Projects
Deep Learning for Single-cell Proteomics
PI: Michael Roukes (PMA, EAS, and BBE Divisions)
SASE: Andrew Chiang, Scholar
Proteins are the ultimate executors of cellular function. Acting as tiny cellular-level machines, proteins carry out a myriad of biological processes making proteomics, the study of proteins within cells, crucial to understanding the initiation and development of cancer and other disease processes. If realized, single-cell proteomics promises insight into the complex relationships between different proteins and their distribution throughout cells — a breakthrough development for both biology and medicine. Given the fundamental importance of proteomics in biomedicine, it is perhaps surprising that its development has lagged behind the related fields of genomics and transcriptomics. For example, while gene-sequencing for individual cells is now routine, a deep profile of all proteins within a single-cell is yet to be achieved. This disparity can be understood by the immense complexity of proteins in biological samples with a typical mammalian cell containing 3 billion proteins, comprised of over 10,000 distinct types, and concentrations spanning 8 orders of magnitude. This means that while some proteins occur only a handful of times other proteins can have hundreds of millions of copies. Therefore, a deep profile of a single cell necessitates the detection of single proteins in the presence of a staggering overabundance of the most prevalent species.
Caption: Single Cell Proteomics
High resolution mass spectrometers are currently the mainstay of proteomics, however, these instruments lack the sensitivity and throughput required for deep profiling of the single-cell proteome. Our present large-scale effort is overcoming this limitation by developing micro-scale electrostatic traps (μEST) capable of capturing and analyzing individual ions with single-molecule resolution. Through the large-scale integration of thousands of μESTs on a single chip, we will perform massively multiplexed measurements, achieving the sensitivity and high-throughput required to resolve the full spectrum of the single-cell proteome.

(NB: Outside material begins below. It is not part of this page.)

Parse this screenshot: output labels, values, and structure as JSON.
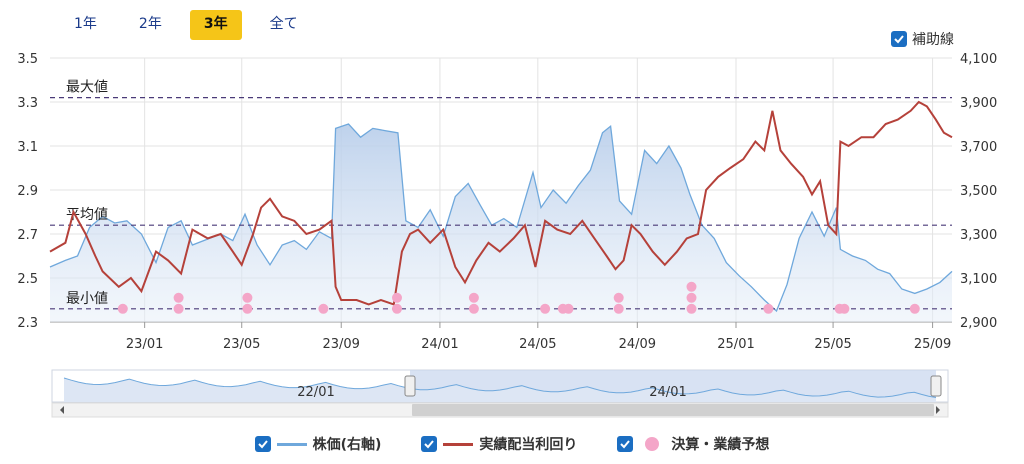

Constructing electrostatic ion traps at the micro-scale is challenging due to several factors. Electrostatic trapping fields deviate from the optimal designs, causing ions to follow complex and chaotic trajectories. To obtain accurate predictions of ion properties, it is necessary to analyze complex dynamics hidden in noisy signals. The Roukes group is developing in-house simulation software and machine learning algorithms to process complex ion signals. The Schmidt Scholar is collaborating closely with our research team to further develop our in-house ion simulation software, including improving and publishing documentation, enhancing meshing routines to handle complex geometries, and assisting with performance upgrades as we integrate fast multipole methods into the software.